Multi-factor authentication can be enabled on your devices and online accounts and involves using multiple layers of authentication. This means that even if someone obtains one type of authentication (e.g., a password), they will not be able to access your device or account without the other types of authentication.

Multi-factor authentication can include something you know (e.g., a password or answers to security questions), something you physically hold (e.g., a card or token), and/or something you inherently have (e.g., a retina pattern or fingerprint).

  • Carry out software updates.

Ensure that you allow your devices to carry out automatic updates as software updates are often developed in response to security issues and could include new security features.

  • Use a Virtual Private Network (VPN).

VPN connections allow you to connect your devices to your work network while ensuring the security of your remote network access and web browsing.

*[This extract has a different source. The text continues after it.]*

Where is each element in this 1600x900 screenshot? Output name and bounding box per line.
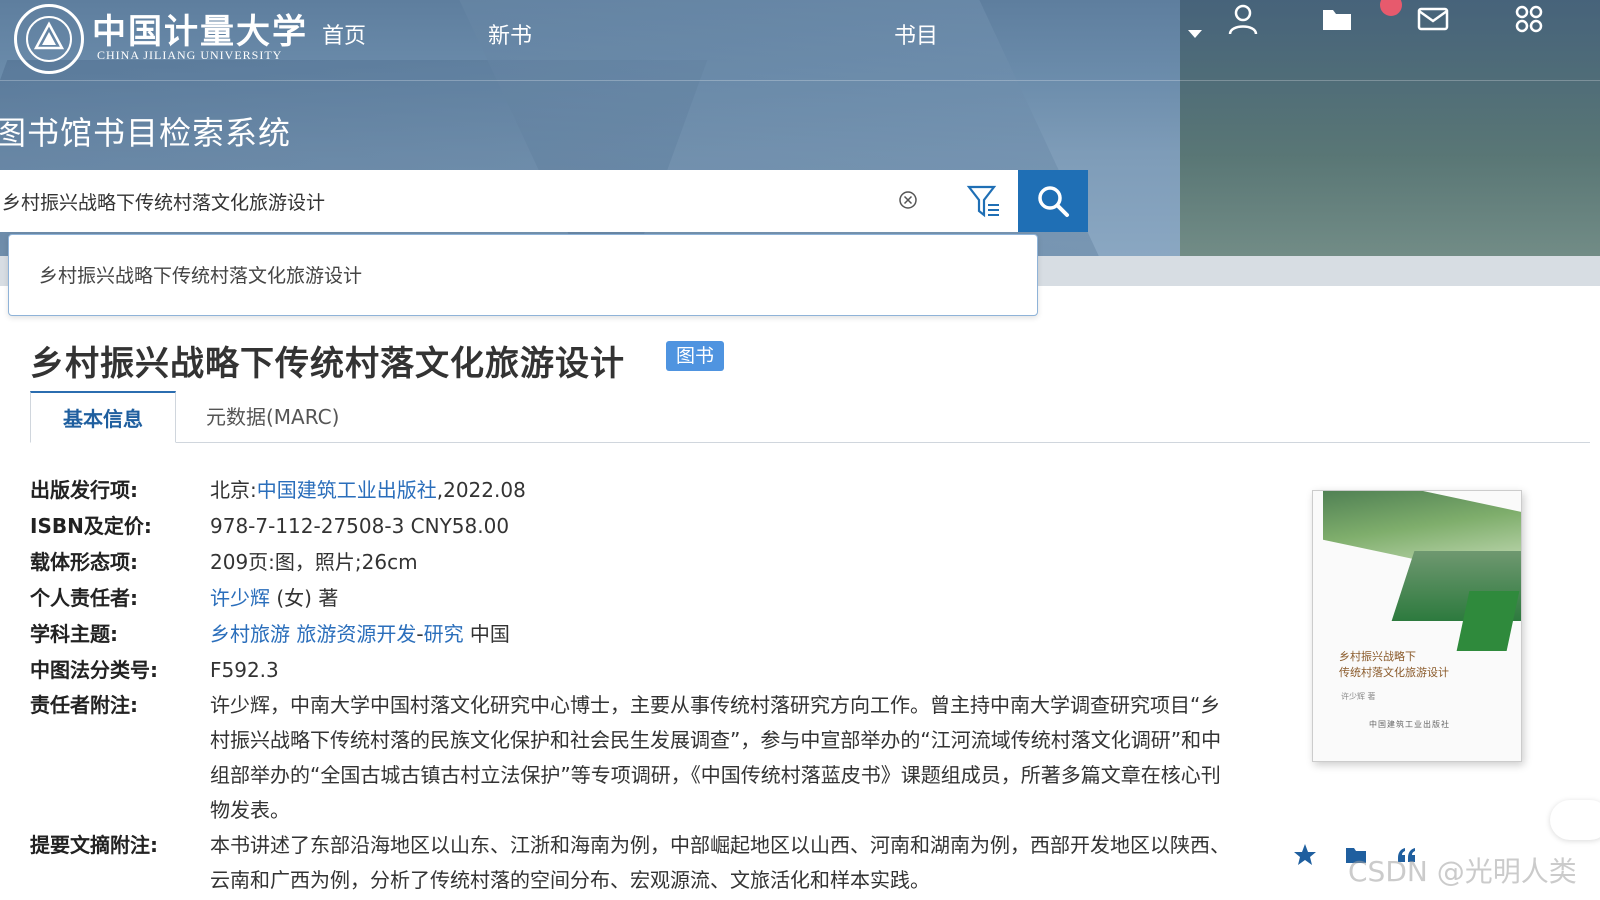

If your employer requires you to use a certain VPN, ensure that you understand their VPN policies and procedures.

  • Only use Wi-Fi connections that you trust.

Free Wi-Fi is not secure and you are potentially exposing your web browsing to criminals if you use it. Some cybercriminals create Wi-Fi hotspots that look legitimate and use them to take your personal details and communications.

Only use Wi-Fi connections that you trust, such as your home or mobile phone internet.

  • When you are not using your devices, ensure they are kept secure.

Gaining access to your data is easier when criminals can physically access your devices. It is important to always keep your devices secure when you are not using them, for example by locking them and keeping them somewhere safe.

You should also think carefully before giving permission to someone to use your work devices. If you let your children or family members use them, they could accidentally share important data, delete information, or download harmful software.

If you share devices with your family, ensure that they use accounts that are separate from your work account and that they set unique passwords.

  • Try not to use portable storage devices such as USBs and external hard drives.

While portable storage devices can be a useful way to back up data or take files home from work, they are easy to lose. Additionally, they can carry malware that could infect your devices at home.

If you can, try to move data in a safer way, for example through cloud storage. If you use a portable storage device, secure it using encryption and passwords.

  • Only rely on trusted sources of information.

Online criminals are known to take advantage of popular issues like COVID-19 to spread false information and scam people. They may do this by cloning, imitating, or making websites to appear legitimate, or by circulating disinformation through social media.

Make sure you only rely on sources of information that you trust and think critically about new sources of information before you use them.